Pour soutenir le changement et étendre notre réseau, nous devons adapter notre message pour qu’il reflète les enjeux des partisans en privilégiant leurs expériences; recadrer notre discours pour y inclure les histoires de tous les participants, tant dans leurs ressemblances que leurs différences; et mobiliser les individus autour d’enjeux plus vastes que les négociations du quotidien.
Cette démarche résout également un problème de longue date lié aux réformes législative et politique: surmonter le clivage des opinions. Pour contourner le problème de l’antagonisme et des divergences, nous devons centrer nos efforts autour de nos points communs et de nos histoires.

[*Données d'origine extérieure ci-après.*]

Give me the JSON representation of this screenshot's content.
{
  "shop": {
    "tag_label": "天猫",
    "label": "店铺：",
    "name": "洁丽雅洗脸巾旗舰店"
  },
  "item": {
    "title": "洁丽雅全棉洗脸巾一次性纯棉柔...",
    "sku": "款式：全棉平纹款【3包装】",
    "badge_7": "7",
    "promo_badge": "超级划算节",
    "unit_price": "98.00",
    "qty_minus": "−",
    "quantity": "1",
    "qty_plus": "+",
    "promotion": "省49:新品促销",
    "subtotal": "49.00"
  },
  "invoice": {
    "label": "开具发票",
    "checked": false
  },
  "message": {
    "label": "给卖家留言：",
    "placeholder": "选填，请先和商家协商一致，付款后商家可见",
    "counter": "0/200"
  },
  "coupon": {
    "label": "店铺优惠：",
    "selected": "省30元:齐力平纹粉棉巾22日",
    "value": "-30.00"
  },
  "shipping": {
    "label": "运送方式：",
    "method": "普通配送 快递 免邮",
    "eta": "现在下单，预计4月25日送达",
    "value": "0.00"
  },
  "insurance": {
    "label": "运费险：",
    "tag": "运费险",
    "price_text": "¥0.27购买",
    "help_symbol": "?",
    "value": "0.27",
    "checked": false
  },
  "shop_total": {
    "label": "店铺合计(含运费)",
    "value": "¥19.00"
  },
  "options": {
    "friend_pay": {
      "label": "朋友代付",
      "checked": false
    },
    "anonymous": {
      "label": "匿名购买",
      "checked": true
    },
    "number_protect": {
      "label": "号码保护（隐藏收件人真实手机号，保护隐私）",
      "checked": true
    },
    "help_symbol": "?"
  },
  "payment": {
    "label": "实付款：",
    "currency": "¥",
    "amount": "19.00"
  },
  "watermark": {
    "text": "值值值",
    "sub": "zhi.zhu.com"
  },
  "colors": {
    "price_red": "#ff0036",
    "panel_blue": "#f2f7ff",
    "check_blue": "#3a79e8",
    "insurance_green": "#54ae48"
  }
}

Nous devons utiliser la communication pour donner du pouvoir aux dirigeants locaux dans une perspective à long terme, en commençant par leur procurer les moyens de partager leur expérience et de rassembler des individus qui n’auraient auparavant peut-être jamais reconnu ce qui les unit—leurs épreuves et leurs espoirs communs.
Le pouvoir citoyen est le meilleur levier dont nous disposions pour provoquer le changement et pérenniser nos avancées. Autrement, nous nous en remettons au bon vouloir du prochain parti élu. Nous ne pouvons pas nous contenter de suivre des dirigeants charismatiques: nous devons mettre en place une communication inspirante, qui ouvre aux autres et construit de puissants mouvements. Il faut offrir à ceux qui veulent s’engager une tribune pour transmettre leur histoire et établir leur propre pouvoir, à leur propre échelle. Ils emporteront de nombreux autres dans leur sillage. C’est ainsi que l’on change des communautés.
Spécialiste en organisation numérique, Umme Sarah Hoque travaille actuellement à la National Domestic Workers Alliance.